Sent from my iPhone

> On Dec 23, 2023, at 4:53 PM, Tim Woodall <debianu...@woodall.me.uk> wrote:
> 
> On Sat, 23 Dec 2023, David Christensen wrote:
>> Sending a RST to a falsified IP address would make the sending host into an 
>> attacker by proxy.  Why do you suggest it?
>> 
> Because the OP wants it to stop. And the OP is running a server on this
> port that is clearly not responding properly or we'd at least see the
> syn+ack. Perhaps it cannot keep up with the connections.
> 
> So the op needs to tell the problem clients to stop retrying.
> 
> If it's malicious traffic then there's nothing the op can do to stop it
> except get a new ip or get their ISP to drop it before it gets to them.
> 
> The op can try icmp port unreachable too. But that tells the client
> there's no server, rather than there's a tcp problem.
> 
> If it's not a bandwidth problem then the op should just ignore it.
> 
> Nobody, but nobody is going to send traffic to some random host with a
> fake source ip in the hopes someone will notice and start sending RST
> some tine later to that address instead of continuing to drop it.
> 

I have a web server on my network. 
I have a firewall on it that only accepts traffic from my internal network.  

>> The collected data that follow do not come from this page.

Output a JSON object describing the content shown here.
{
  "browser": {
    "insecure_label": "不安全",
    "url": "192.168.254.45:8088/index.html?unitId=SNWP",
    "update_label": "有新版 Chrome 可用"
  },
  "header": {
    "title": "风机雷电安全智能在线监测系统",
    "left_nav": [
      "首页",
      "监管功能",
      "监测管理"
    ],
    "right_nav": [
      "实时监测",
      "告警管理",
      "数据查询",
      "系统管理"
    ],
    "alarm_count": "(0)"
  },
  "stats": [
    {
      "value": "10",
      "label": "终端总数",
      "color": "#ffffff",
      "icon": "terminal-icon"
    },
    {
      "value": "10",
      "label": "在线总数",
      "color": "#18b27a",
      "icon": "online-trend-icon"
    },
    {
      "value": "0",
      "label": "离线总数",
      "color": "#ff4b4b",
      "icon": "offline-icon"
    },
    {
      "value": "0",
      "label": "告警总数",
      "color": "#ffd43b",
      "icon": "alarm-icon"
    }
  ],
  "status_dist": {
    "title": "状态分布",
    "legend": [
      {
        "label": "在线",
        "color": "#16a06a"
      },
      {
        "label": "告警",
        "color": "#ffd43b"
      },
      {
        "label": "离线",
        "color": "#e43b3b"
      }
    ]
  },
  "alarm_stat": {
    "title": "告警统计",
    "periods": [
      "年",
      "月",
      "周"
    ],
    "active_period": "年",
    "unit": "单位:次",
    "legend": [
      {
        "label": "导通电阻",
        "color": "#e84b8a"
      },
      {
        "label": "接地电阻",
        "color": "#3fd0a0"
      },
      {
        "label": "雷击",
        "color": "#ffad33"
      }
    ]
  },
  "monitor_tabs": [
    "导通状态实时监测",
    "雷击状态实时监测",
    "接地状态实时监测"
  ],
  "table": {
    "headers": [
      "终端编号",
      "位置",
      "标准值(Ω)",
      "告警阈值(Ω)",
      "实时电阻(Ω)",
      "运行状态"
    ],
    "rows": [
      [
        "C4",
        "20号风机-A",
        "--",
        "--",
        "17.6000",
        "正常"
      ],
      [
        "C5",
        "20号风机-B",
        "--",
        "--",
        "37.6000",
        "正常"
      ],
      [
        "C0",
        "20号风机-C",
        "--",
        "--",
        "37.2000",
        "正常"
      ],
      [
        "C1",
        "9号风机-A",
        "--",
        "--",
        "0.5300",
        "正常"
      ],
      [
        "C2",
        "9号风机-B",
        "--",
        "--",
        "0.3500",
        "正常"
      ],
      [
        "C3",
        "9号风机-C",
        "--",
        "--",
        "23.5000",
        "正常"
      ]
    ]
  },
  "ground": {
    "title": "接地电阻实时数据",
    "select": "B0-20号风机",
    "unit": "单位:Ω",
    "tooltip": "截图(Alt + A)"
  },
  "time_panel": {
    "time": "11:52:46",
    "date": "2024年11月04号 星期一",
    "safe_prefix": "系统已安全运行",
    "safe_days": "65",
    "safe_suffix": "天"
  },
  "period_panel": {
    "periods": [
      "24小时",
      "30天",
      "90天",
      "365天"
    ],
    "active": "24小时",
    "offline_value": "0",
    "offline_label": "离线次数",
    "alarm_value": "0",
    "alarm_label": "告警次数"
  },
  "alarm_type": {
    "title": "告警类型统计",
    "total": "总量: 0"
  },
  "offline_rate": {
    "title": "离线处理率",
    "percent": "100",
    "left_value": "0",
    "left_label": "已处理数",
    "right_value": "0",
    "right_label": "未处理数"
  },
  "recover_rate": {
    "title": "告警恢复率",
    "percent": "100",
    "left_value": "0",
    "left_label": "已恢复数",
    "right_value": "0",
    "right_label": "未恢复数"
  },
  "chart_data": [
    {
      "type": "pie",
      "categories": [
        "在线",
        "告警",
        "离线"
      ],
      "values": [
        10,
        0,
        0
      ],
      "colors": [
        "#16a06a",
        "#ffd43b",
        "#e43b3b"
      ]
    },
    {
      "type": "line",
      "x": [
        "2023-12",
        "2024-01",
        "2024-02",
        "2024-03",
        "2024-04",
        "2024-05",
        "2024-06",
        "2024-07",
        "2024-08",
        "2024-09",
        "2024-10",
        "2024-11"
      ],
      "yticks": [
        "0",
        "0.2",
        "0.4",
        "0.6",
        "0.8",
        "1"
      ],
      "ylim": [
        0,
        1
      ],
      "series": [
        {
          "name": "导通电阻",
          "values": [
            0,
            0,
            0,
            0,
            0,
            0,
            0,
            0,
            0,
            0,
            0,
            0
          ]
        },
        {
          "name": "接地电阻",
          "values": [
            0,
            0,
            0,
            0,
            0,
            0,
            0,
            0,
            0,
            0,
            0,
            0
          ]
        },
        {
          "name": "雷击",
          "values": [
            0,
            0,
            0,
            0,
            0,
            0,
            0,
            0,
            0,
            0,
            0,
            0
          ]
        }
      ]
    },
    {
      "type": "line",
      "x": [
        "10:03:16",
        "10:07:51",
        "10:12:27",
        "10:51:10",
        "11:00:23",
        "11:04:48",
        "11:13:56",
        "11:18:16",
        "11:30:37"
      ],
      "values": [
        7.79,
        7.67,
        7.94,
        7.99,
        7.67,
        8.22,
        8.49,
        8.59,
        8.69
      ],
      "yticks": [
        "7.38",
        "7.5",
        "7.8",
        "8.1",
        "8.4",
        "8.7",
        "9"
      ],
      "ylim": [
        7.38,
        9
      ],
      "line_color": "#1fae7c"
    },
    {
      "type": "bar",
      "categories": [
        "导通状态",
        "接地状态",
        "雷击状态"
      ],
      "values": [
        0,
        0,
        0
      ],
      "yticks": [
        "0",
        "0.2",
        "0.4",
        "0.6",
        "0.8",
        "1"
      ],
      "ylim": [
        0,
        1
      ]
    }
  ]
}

Therefore no knows it exists from the outside.  That may not work for the op,  
but his complaint was port 80 traffic to his personal pc.  Which should not 
have a web server running on it.  
You can not do much about scans etc but you can restrict traffic to servers 
only to your internal traffic.   That was my one of my points in stating his 
firewall wasn’t setup properly,  the other is  the firewall blocking icmp and 
conpany.  I use to do that many years ago and it resulting in 1/2 connections.